Ypsilon


Die Ypsilon-Bahn

1920 gründeten in Berlin drei junge Leute eine Fabrik für Modellspielwaren und hoben damit die Ypsilon-Bahn aus der Taufe. Die Bahn wurde vorrangig in Spur 1 hergestellt, auf Sonderwunsch auch in Spur 0. Die Besonderheit ist, dass sie fast maßstäblich gehalten wurde. Ein Novum in dieser Zeit. Die Modelle bestehen zudem fast komplett aus Holz. Für die Räder (Speichenräder) wurde Zinkdruckguß verwendet, was auch sehr innovativ war. Die Fertigungstiefe war sehr groß. Vom Elektromotor bis zum Gleismaterial wurde offenbar alles selbst hergestellt bzw. entworfen. Die Modelle wurden farbig gebeizt. Die Wagen grün oder braun. Eine Lokomotive ist farblos bekannt. Das Rollmaterial und alle gebeizten Bauteile an Gebäuden und Zubehör wurden schließlich mit Schellack überzogen. Die Bauteile selbst sind ausschließlich zusammengenag

elt. Eine Y-Bahn ist nicht geklebt worden. Die Gebäude waren meist mit matter weißer Farbe gestrichen. Ein weiteres typisches Kennzeichen ist die Besandung von Grundplatten, Sockeln und Gleiskörpern.

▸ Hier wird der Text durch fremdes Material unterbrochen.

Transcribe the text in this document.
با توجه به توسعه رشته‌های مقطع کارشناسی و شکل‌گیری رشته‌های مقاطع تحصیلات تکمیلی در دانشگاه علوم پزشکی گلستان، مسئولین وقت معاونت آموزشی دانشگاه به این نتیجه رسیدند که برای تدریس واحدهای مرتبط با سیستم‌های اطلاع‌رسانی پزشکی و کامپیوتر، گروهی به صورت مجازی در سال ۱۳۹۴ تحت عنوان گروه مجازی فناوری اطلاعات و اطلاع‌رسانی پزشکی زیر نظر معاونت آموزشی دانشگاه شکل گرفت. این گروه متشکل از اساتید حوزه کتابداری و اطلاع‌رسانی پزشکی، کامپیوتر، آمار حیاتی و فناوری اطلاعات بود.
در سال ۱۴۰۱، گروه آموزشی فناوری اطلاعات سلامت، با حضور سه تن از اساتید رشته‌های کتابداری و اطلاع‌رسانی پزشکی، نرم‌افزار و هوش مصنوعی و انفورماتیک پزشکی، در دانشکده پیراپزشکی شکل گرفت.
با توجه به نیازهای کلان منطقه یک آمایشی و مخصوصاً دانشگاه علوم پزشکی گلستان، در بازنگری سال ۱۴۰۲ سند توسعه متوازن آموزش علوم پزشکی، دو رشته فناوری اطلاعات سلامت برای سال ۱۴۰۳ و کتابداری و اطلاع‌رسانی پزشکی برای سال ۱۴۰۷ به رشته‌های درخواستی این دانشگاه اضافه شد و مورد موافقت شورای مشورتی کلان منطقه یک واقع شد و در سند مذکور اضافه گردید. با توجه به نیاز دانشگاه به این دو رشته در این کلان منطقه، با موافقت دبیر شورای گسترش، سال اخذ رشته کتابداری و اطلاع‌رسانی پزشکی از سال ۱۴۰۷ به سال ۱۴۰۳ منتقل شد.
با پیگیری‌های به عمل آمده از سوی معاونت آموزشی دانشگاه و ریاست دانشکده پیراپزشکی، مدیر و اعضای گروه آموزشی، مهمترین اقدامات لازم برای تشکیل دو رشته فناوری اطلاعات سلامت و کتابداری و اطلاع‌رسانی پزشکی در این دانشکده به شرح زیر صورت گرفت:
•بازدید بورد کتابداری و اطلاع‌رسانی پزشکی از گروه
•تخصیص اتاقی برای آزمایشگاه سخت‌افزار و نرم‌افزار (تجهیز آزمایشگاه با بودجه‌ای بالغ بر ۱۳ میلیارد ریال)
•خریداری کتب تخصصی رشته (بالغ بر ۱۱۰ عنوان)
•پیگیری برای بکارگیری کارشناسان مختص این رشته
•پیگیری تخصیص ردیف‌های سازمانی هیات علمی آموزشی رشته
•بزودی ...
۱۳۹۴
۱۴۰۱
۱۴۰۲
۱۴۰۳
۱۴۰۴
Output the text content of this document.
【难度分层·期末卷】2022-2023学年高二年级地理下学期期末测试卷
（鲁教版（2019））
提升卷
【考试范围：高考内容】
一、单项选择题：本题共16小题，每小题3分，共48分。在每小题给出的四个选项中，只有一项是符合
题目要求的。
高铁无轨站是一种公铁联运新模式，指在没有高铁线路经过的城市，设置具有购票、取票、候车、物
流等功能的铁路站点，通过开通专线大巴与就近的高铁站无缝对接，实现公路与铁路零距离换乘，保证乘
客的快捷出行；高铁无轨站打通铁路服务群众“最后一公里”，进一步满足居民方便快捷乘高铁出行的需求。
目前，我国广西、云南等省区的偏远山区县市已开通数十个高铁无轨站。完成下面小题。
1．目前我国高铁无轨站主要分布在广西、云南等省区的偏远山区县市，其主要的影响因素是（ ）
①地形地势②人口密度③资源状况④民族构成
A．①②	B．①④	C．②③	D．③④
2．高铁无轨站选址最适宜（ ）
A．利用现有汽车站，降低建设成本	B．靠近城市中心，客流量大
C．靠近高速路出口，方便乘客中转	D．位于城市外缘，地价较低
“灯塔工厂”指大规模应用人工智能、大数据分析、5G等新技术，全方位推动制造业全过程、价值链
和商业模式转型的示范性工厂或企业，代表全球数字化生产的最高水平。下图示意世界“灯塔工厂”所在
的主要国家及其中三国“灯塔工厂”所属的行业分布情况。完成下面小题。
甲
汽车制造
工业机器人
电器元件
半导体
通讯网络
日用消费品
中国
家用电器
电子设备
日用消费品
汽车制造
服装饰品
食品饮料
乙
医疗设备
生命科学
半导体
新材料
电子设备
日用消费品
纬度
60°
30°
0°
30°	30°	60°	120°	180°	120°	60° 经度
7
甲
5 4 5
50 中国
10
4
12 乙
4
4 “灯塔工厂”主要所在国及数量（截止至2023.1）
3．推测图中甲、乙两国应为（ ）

Die Modelle haben vielfach englische Vorbilder. Bekannt ist auch die Teilnahme der Firma an einer englischen Messe. Der erste Katalog wurde sogar viersprachig gehalten. Offenbar wurde die englische Modellbauszene als Vorbild genommen. Es ist aber bisher noch kein Original in GB bekannt geworden. Die bekannten Originale wurden bisher in Deutschland, der Schweiz, in Holland und in Tschechien gefunden. Für weitere Hinweise bin ich sehr dankbar!
Die Inhaber

Paul Schroeder - war nur Namensgeber und wahrscheinlich derjenige, der als Kaufmann eine Firma gründen durfte. Er schied bereits 1921 wieder aus und ging eigenen Geschäften nach.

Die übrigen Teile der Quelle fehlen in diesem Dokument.